Me miró fijamente, como si acabara de cavar mi propia tumba. Pero sabía bien lo que estaba a punto de decirle; era sólo que nunca había logrado aceptarlo.
– Mi padre dedicó su vida a la Hypnerotomachia -le dije-. Nunca me he sentido tan excitado como trabajando en este libro. Pierdo el sueño por este libro, dejo de comer por este libro, sueño con este libro. -Me di cuenta de que estaba mirando a mi alrededor en busca de palabras-. No sé cómo explicártelo. Es como ir al Battlefield a ver tu árbol. Estar cerca del libro me hace sentir que todo está bien, que ya no estoy perdido. -Mantuve la mirada lejos de la suya-. Entonces, ¿eres igual que el libro para mí? Sí. Por supuesto que sí. Eres lo único en el mundo que es igual que el libro para mí.
«Cometí un error. Pensé que podría teneros a los dos. Estaba equivocado.»
– ¿Por qué he venido, Tom?
– Para refregármelo por las narices.
– ¿Por qué?
– Para obligarme a discul…
– Tom. -Me paró en seco con una mirada-. ¿Por qué he venido?
«Porque sientes lo mismo que yo.»
«Sí.»
«Porque esto era demasiado importante como para dejarlo todo en mis manos.»
«Sí.»
– ¿Qué quieres? -dije.
– Quiero que dejes de trabajar en el libro.
– ¿Eso es todo?
– ¿Todo? «¿Eso es todo», preguntas?
Ahora, de repente, había emoción.
– Qué, ¿debo tener lástima de ti porque decidiste pasar de nosotros para portarte como un cerdo y vivir en ese libro? Mira, imbécil, yo llegué a pasar cuatro días con las persianas bajadas y la puerta cerrada con llave. Karen llamó a mis padres. Mamá vino desde New Hampshire.
– Lo sien…
– Cállate. Todavía no es tu turno. Fui al Battlefield para ver mi árbol, y no pude hacerlo. No pude, porque ahora es nuestro árbol. No puedo oír música, porque hemos cantado todas las canciones en el coche, o en mi habitación, o aquí. Tardo una hora en prepararme para ir a clase, porque la mitad del tiempo me siento mareada. No puedo encontrar mis calcetines, no puedo encontrar mi sujetador negro, que es mi favorito. Donald me pregunta todo el tiempo: «Cariño, ¿qué te pasa?, cariño, ¿qué te pasa?». -Katie se cubre las muñecas con los puños de la camisa y se seca los ojos.

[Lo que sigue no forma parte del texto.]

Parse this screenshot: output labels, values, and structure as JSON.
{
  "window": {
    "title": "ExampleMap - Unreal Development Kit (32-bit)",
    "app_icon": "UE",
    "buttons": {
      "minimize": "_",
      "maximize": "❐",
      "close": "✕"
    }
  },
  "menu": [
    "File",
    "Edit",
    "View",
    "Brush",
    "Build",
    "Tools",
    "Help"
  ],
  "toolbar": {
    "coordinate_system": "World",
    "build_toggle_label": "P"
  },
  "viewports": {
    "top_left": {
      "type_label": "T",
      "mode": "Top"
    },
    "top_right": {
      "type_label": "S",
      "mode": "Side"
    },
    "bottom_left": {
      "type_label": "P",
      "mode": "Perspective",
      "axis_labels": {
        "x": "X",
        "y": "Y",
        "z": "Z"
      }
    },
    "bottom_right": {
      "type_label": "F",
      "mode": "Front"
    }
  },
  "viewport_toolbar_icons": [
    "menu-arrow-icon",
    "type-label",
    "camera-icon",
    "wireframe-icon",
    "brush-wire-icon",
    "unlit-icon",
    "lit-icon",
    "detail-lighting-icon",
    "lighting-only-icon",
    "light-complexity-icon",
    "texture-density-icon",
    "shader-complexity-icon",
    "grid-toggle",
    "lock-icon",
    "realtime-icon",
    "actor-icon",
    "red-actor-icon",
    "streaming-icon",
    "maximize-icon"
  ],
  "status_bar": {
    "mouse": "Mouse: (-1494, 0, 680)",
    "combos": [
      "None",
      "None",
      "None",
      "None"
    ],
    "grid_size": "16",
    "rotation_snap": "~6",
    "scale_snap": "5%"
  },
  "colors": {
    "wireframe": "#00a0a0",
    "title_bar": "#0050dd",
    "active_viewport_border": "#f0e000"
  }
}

– No es por eso que… -comencé de nuevo.
Pero todavía no era mi turno.
– Con Peter, al menos podía entender lo que ocurría. No éramos perfectos como pareja. Él amaba el lacrosse más de lo que me amaba a mí; yo lo sabía. Quería acostarse conmigo, y después de eso, perdió todo interés. -Se pasa una mano por el pelo, intentando apartarse el flequillo, que le ha quedado enmarañado entre las lágrimas-. Pero tú… Yo luché por ti. Esperé un mes antes de dejarte besarme por primera vez. Lloré la noche después de que nos acostamos, porque pensé que iba a perderte. -Se detuvo, irritada por la idea-. Y ahora te pierdo por culpa de un libro. Un libro. Al menos dime que no es así, Tom. Dime que todo este tiempo has estado saliendo también con una chica mayor. Dime que es porque ella no hace todas las cosas estúpidas que hago yo, no te baila desnuda como una idiota porque cree que te gusta su forma de cantar, ni te despierta a las seis de la mañana para ir a correr porque quiere estar segura, cada mañana, de que todavía existes. Dime algo.